Despite Matozzo’s reassurances that the certified mail requirement would be dropped, the Planning Commission largely focused on the legislation’s notification requirement–which many considered possibly burdensome even after Bass’s office clarified its mistake.

“I’m sorry to beat this horse to death,” said Commissioner Cheryl Gaston, a zoning attorney with Spruce Law. “But we keep saying we need to provide more notice, but no matter how much you provide it never seems to be enough.”

Veteran zoning lawyer Ron Patterson agreed with Gaston, noting that between 50 to 85 percent of the (non-certified) letters his firm sends to near neighbors are returned. He has never once heard back from a neighbor with questions. But zoning meetings are usually still packed, meaning residents find out about the proposals through their local community group or from signage on the building.

Architect Ian Toner, who also sits on the East Passyunk Crossing zoning committee, reminded the committee that most people who come before their local community groups with are just looking to add a roof deck or tweak a backyard.
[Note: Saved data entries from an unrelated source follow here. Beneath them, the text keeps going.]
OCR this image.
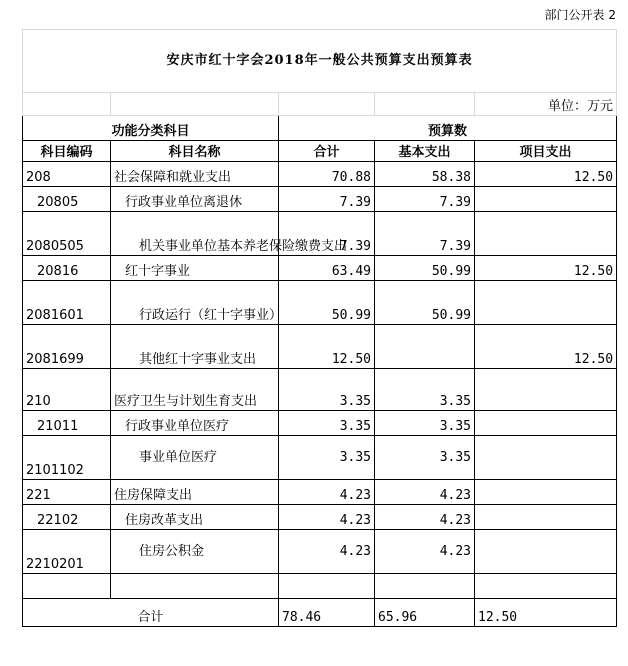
部门公开表 2
安庆市红十字会2018年一般公共预算支出预算表				
				单位：万元
功能分类科目		预算数		
科目编码	科目名称	合计	基本支出	项目支出
208	社会保障和就业支出	70.88	58.38	12.50
20805	行政事业单位离退休	7.39	7.39	
2080505	机关事业单位基本养老保险缴费支出	7.39	7.39	
20816	红十字事业	63.49	50.99	12.50
2081601	行政运行（红十字事业）	50.99	50.99	
2081699	其他红十字事业支出	12.50		12.50
210	医疗卫生与计划生育支出	3.35	3.35	
21011	行政事业单位医疗	3.35	3.35	
2101102	事业单位医疗	3.35	3.35	
221	住房保障支出	4.23	4.23	
22102	住房改革支出	4.23	4.23	
2210201	住房公积金	4.23	4.23	

合计		78.46	65.96	12.50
Those small alteration would have to go through the same rigorous, and expensive, mailing process as a developer looking for a multi-family variance.

“Most of my clients are indihiahl home owners [making] very small changes that require the very same process from beginning to end that these enormous towers require,” said Toner. “It’s the notice process that stresses everyone out. I’m on both sides of this and I’m still not sure what’s supposed to happen.”

There were influential voices who spoke in support of Bass’s legislation as well, or at least in support of the broader notion that notification law needs to be tweaked.

“We often hear from constituents that they didn’t know about the community meeting and that is a very big deal to the council president,” said Jeffrey Young, legislative counsel with City Council President Darrell Clarke’s office.

“I’ve been in countless meetings where people say ‘I wasn’t notified,’” said Jihad Ali, with the controversial Southwest District Services. “We can’t say all developers are unscrupulous, but it’s not right we are giving him the responsibility to inform us so we can be informed to fight against him.”

The Planning Commission voted to place a 45 day hold on the bill. That action precludes a final passage vote in City Council, but would not prevent it from going to the Rules Committee for consideration.